L’armée soudanaise a accusé, mercredi, les paramilitaires des Forces de soutien rapide (FSR) d’avoir « enlevé et assassiné » le gouverneur de l’État du Darfour-Ouest. Le gouverneur Khamis Abdullah Akbar avait tenu des propos critiques envers les paramilitaires sur une chaîne de télévision saoudienne.
En condamnant fermement cet événement tragique, le président du Conseil de souveraineté a accusé les forces de soutien rapide d’être les auteurs de l’assassinat. Le président du Conseil de souveraineté a rappelé que le gouverneur de l’État du Darfour occidental avait signé l’accord de paix de Juba avec les groupes armés et qu’il dirigeait un mouvement armé qui avait répondu à l’appel à la paix.
Le président du Conseil souverain a exprimé sa profonde compassion à l’égard de feu Khamis Abdullah Akbar. Il a prié Allah le Tout-Puissant de lui accorder Sa miséricorde et a demandé à sa famille et à ses proches de faire preuve de patience et de trouver réconfort.

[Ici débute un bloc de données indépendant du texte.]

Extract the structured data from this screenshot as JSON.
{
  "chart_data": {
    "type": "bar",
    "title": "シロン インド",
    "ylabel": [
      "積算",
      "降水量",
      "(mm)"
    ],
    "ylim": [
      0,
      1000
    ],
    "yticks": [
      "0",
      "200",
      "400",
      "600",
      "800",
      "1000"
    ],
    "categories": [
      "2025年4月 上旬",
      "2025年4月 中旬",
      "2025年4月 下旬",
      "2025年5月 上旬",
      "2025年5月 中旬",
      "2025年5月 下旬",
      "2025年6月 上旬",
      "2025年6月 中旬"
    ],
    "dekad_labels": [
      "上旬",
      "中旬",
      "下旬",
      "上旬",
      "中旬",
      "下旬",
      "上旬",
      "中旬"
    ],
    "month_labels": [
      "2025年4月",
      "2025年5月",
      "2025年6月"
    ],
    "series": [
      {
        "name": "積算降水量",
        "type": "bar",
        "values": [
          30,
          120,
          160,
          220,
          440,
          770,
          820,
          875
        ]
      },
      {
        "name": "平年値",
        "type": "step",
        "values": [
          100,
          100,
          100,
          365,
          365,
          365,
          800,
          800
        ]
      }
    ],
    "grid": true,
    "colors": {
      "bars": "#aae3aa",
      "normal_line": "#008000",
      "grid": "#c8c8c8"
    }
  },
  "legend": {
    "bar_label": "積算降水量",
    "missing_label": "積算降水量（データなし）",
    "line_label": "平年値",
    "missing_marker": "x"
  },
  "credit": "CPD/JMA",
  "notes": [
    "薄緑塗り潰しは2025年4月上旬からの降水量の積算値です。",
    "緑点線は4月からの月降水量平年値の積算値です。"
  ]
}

Le gouverneur Khamis Abdullah Abakar a été capturé puis tué après avoir donné un entretien par téléphone à une chaîne de télévision saoudienne mercredi, dans laquelle il tenait des propos critiques envers les paramilitaires.
L’Association des avocats du Darfour, un groupe plaidant pour le retour à la démocratie, a aussi condamné cet ‘assassinat’, le qualifiant d’acte de ‘barbarie’.
En deux mois de conflit entre l’armée et les forces de soutien rapide -FSR-, aucun scénario de retour à la paix ne se dessine. A Khartoum, des quartiers entiers n’ont plus d’eau potable. L’électricité fonctionne quelques heures par semaine et la plupart des hôpitaux dans les zones de combat sont hors d’usage.
Les violences ont fait plus de 1800 morts, selon un bilan en mai de l’ONG ACLED. Plus de 2,2 millions de personnes ont fui, dont plus d’un million ont quitté Khartoum, selon l’Organisation internationale pour les migrations (OIM), tandis que plus de 528.000 réfugiés sont arrivés dans les pays voisins.